Sociedade
Cícero entra
Meu pai mantém o Irineu, eu, como meus irmãos, manteremos Cícero, fortalecendo uma narrativa de gerações
Desde 2010 tenho assinado tudo que produzo no cotidiano como Joseh Silva. A pergunta mais recorrente que me fizeram durante esses anos sobre o meu nome foi: “seu nome tem agá no final mesmo?”. Não. A letra agá acrescentei quando estava tentando montar um e-mail e me foi sugerido, pelo sistema, um com a letra agá. Gostei e aderi.
Assim, assinei textos, fotografias, produções de vídeorreportagens e amadureci. Neste processo, por diversas vezes, refleti sobre a importância de usar o meu nome completo: José Cícero da Silva. O nome do meu pai é Cícero Irineu de Melo. Assinar Cícero depois de José e antes de da Silva é cumprir uma responsabilidade geracional. Este nome tem essência.
Irineu não teve a oportunidade de estudar na idade que deveria.

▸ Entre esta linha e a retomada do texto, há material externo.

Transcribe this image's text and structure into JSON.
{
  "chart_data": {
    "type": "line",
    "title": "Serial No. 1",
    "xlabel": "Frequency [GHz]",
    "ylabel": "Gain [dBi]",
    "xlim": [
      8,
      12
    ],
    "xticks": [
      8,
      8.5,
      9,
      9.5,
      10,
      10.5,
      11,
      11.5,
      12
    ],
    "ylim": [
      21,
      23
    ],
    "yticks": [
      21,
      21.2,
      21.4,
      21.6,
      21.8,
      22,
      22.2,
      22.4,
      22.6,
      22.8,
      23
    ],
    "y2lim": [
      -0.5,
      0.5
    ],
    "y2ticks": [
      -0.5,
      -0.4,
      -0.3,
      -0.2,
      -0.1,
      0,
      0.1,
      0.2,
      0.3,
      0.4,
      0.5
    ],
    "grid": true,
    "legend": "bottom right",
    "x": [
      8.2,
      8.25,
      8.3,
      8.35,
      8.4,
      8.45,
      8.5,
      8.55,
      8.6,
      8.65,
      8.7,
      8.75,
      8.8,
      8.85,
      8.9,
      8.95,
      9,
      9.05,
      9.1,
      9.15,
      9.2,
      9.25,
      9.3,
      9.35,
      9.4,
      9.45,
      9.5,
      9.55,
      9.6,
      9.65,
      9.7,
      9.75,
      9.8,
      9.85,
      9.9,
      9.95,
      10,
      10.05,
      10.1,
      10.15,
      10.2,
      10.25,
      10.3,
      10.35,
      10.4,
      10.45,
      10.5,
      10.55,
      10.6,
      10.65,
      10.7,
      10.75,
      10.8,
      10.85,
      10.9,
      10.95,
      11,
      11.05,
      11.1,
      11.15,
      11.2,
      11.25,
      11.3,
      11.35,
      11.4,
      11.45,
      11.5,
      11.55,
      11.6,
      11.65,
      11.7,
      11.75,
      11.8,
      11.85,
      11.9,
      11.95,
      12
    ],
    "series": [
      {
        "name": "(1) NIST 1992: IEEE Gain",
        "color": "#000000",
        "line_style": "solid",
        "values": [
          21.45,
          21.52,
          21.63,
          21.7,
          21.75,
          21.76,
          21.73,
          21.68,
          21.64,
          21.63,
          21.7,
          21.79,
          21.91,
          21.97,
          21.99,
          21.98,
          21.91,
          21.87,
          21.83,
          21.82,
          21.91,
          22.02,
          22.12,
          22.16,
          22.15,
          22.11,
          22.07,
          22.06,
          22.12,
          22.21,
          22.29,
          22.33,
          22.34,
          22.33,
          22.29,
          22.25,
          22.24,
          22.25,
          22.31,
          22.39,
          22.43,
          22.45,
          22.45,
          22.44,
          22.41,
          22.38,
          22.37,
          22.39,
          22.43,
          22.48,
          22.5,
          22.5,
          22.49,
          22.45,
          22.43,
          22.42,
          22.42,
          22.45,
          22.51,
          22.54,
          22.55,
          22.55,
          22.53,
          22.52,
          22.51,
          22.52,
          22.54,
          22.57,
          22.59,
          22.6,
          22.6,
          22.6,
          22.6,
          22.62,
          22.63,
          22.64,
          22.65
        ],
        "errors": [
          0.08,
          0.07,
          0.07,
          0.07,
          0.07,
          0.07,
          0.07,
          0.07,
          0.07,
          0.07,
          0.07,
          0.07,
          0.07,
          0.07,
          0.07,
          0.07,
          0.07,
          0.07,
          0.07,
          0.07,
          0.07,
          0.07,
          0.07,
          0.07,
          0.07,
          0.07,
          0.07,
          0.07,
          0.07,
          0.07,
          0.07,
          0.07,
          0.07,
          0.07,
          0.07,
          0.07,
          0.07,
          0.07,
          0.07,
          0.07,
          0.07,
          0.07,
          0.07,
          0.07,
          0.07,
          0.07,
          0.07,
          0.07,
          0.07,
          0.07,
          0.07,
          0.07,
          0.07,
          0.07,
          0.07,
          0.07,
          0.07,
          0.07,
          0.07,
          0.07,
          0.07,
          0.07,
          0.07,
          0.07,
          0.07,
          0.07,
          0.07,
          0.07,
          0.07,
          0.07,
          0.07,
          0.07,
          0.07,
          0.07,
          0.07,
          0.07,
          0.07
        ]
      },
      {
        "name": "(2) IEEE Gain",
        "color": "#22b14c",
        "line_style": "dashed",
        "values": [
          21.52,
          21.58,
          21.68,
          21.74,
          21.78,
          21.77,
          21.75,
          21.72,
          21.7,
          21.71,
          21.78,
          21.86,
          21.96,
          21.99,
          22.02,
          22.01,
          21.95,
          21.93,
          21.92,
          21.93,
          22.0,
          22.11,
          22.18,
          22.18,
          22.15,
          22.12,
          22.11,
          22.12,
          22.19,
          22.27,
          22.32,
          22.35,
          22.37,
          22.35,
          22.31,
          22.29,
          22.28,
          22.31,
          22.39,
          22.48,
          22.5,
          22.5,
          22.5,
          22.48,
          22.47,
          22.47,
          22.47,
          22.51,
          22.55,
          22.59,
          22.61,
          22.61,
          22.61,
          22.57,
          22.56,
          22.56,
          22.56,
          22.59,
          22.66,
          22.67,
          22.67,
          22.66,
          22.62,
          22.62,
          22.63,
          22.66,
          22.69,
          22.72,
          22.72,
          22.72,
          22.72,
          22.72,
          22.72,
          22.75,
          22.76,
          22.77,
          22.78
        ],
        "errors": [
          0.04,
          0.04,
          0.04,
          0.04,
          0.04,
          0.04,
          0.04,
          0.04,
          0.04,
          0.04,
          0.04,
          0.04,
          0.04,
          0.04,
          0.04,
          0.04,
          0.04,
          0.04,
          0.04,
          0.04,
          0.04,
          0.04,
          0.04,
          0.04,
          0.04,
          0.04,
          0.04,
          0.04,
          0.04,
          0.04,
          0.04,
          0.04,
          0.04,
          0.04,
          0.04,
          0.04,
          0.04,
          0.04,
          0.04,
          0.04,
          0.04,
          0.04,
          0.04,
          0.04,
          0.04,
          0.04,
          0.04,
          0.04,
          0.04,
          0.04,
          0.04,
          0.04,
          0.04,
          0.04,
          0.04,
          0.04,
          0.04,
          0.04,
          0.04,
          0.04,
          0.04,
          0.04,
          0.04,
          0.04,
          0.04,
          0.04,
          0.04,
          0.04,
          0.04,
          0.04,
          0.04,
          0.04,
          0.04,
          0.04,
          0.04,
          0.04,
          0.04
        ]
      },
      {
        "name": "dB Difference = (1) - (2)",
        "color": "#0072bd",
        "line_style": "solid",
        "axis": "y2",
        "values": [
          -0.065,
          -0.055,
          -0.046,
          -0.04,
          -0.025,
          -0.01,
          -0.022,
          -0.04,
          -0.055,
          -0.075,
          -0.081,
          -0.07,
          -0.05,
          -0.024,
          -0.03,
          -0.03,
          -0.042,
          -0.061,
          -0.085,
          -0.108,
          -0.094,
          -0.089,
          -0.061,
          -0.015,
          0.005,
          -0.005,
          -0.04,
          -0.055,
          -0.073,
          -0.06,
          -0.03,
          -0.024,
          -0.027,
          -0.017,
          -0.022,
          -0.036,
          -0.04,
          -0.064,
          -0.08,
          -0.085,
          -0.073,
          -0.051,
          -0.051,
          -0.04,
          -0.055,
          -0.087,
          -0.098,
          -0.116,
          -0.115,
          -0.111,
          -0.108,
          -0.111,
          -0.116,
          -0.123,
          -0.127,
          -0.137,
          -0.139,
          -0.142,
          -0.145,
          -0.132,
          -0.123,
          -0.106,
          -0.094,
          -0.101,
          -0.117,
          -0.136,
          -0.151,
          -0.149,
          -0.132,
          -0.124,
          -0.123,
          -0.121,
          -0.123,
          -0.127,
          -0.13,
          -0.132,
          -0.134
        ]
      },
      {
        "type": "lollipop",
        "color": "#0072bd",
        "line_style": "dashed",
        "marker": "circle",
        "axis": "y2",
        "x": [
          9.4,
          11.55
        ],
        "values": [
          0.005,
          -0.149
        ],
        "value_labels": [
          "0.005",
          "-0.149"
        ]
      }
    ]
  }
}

Quando adulto, entre trabalho, família e igreja, tentava frequentar algumas aulas, em uma organização não governamental, através do Movimento da Alfabetização (MOVA), no entanto, estava bem difícil para ele assimilar algumas letras e a impaciência gerou desistências – foram diversas.

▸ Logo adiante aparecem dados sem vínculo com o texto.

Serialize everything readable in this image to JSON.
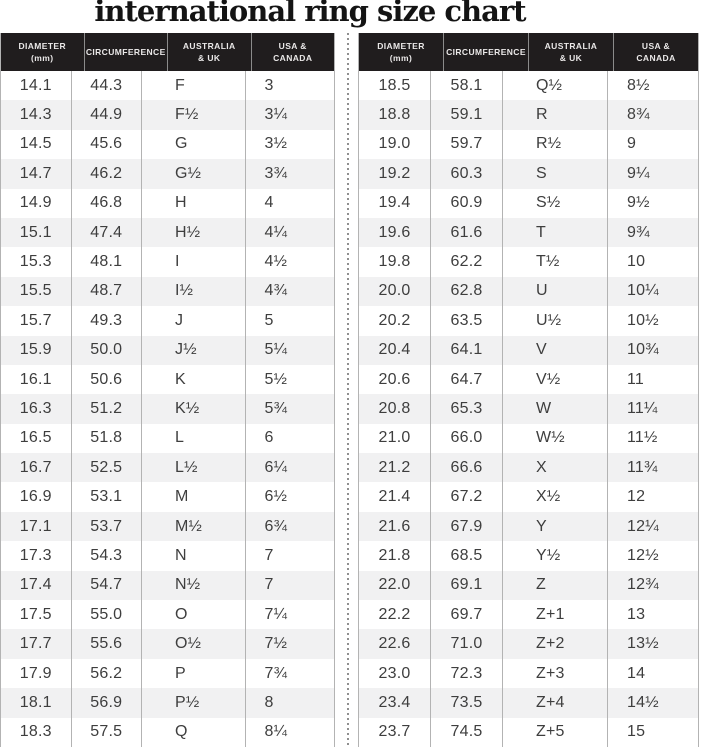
{
  "title": "international ring size chart",
  "columns": [
    {
      "l1": "DIAMETER",
      "l2": "(mm)"
    },
    {
      "l1": "CIRCUMFERENCE",
      "l2": ""
    },
    {
      "l1": "AUSTRALIA",
      "l2": "& UK"
    },
    {
      "l1": "USA &",
      "l2": "CANADA"
    }
  ],
  "chart_data": {
    "type": "table",
    "title": "international ring size chart",
    "columns": [
      "Diameter (mm)",
      "Circumference",
      "Australia & UK",
      "USA & Canada"
    ],
    "left_rows": [
      [
        "14.1",
        "44.3",
        "F",
        "3"
      ],
      [
        "14.3",
        "44.9",
        "F½",
        "3¼"
      ],
      [
        "14.5",
        "45.6",
        "G",
        "3½"
      ],
      [
        "14.7",
        "46.2",
        "G½",
        "3¾"
      ],
      [
        "14.9",
        "46.8",
        "H",
        "4"
      ],
      [
        "15.1",
        "47.4",
        "H½",
        "4¼"
      ],
      [
        "15.3",
        "48.1",
        "I",
        "4½"
      ],
      [
        "15.5",
        "48.7",
        "I½",
        "4¾"
      ],
      [
        "15.7",
        "49.3",
        "J",
        "5"
      ],
      [
        "15.9",
        "50.0",
        "J½",
        "5¼"
      ],
      [
        "16.1",
        "50.6",
        "K",
        "5½"
      ],
      [
        "16.3",
        "51.2",
        "K½",
        "5¾"
      ],
      [
        "16.5",
        "51.8",
        "L",
        "6"
      ],
      [
        "16.7",
        "52.5",
        "L½",
        "6¼"
      ],
      [
        "16.9",
        "53.1",
        "M",
        "6½"
      ],
      [
        "17.1",
        "53.7",
        "M½",
        "6¾"
      ],
      [
        "17.3",
        "54.3",
        "N",
        "7"
      ],
      [
        "17.4",
        "54.7",
        "N½",
        "7"
      ],
      [
        "17.5",
        "55.0",
        "O",
        "7¼"
      ],
      [
        "17.7",
        "55.6",
        "O½",
        "7½"
      ],
      [
        "17.9",
        "56.2",
        "P",
        "7¾"
      ],
      [
        "18.1",
        "56.9",
        "P½",
        "8"
      ],
      [
        "18.3",
        "57.5",
        "Q",
        "8¼"
      ]
    ],
    "right_rows": [
      [
        "18.5",
        "58.1",
        "Q½",
        "8½"
      ],
      [
        "18.8",
        "59.1",
        "R",
        "8¾"
      ],
      [
        "19.0",
        "59.7",
        "R½",
        "9"
      ],
      [
        "19.2",
        "60.3",
        "S",
        "9¼"
      ],
      [
        "19.4",
        "60.9",
        "S½",
        "9½"
      ],
      [
        "19.6",
        "61.6",
        "T",
        "9¾"
      ],
      [
        "19.8",
        "62.2",
        "T½",
        "10"
      ],
      [
        "20.0",
        "62.8",
        "U",
        "10¼"
      ],
      [
        "20.2",
        "63.5",
        "U½",
        "10½"
      ],
      [
        "20.4",
        "64.1",
        "V",
        "10¾"
      ],
      [
        "20.6",
        "64.7",
        "V½",
        "11"
      ],
      [
        "20.8",
        "65.3",
        "W",
        "11¼"
      ],
      [
        "21.0",
        "66.0",
        "W½",
        "11½"
      ],
      [
        "21.2",
        "66.6",
        "X",
        "11¾"
      ],
      [
        "21.4",
        "67.2",
        "X½",
        "12"
      ],
      [
        "21.6",
        "67.9",
        "Y",
        "12¼"
      ],
      [
        "21.8",
        "68.5",
        "Y½",
        "12½"
      ],
      [
        "22.0",
        "69.1",
        "Z",
        "12¾"
      ],
      [
        "22.2",
        "69.7",
        "Z+1",
        "13"
      ],
      [
        "22.6",
        "71.0",
        "Z+2",
        "13½"
      ],
      [
        "23.0",
        "72.3",
        "Z+3",
        "14"
      ],
      [
        "23.4",
        "73.5",
        "Z+4",
        "14½"
      ],
      [
        "23.7",
        "74.5",
        "Z+5",
        "15"
      ]
    ]
  },
  "colors": {
    "header_bg": "#201d1e",
    "header_text": "#eae8e8",
    "stripe": "#f1f1f2",
    "separator": "#b3b3b3",
    "text": "#3e3e3e",
    "title_text": "#141414",
    "divider_dots": "#8f8f8f"
  }
}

A não alfabetização do Irineu não fez com ele congelasse no tempo. A sua sabedoria e esperteza fez com que aguçasse a atenção, que levou ele à diversos lugares. Não sabe interpretar letras, mas lida muito bem com números. Assim decorava os ônibus que transitavam pelos bairros periféricos.
O nome do meu avô por parte de pai é: Irineu Estevão de Melo, homem do agreste, do campo, rude de pouca paciência. Sobreviveu da fauna e da flora. A terra era sua lousa e a enxada era o giz que escrevia a história da vida comum de um homem do agreste, que secou com a seca, com a perda de filhos e netos por conta do distanciamento e da frieza da política pública.
Meu pai mantém o Irineu, eu, como meus irmãos, manteremos Cícero. Fortalecendo uma narrativa de gerações.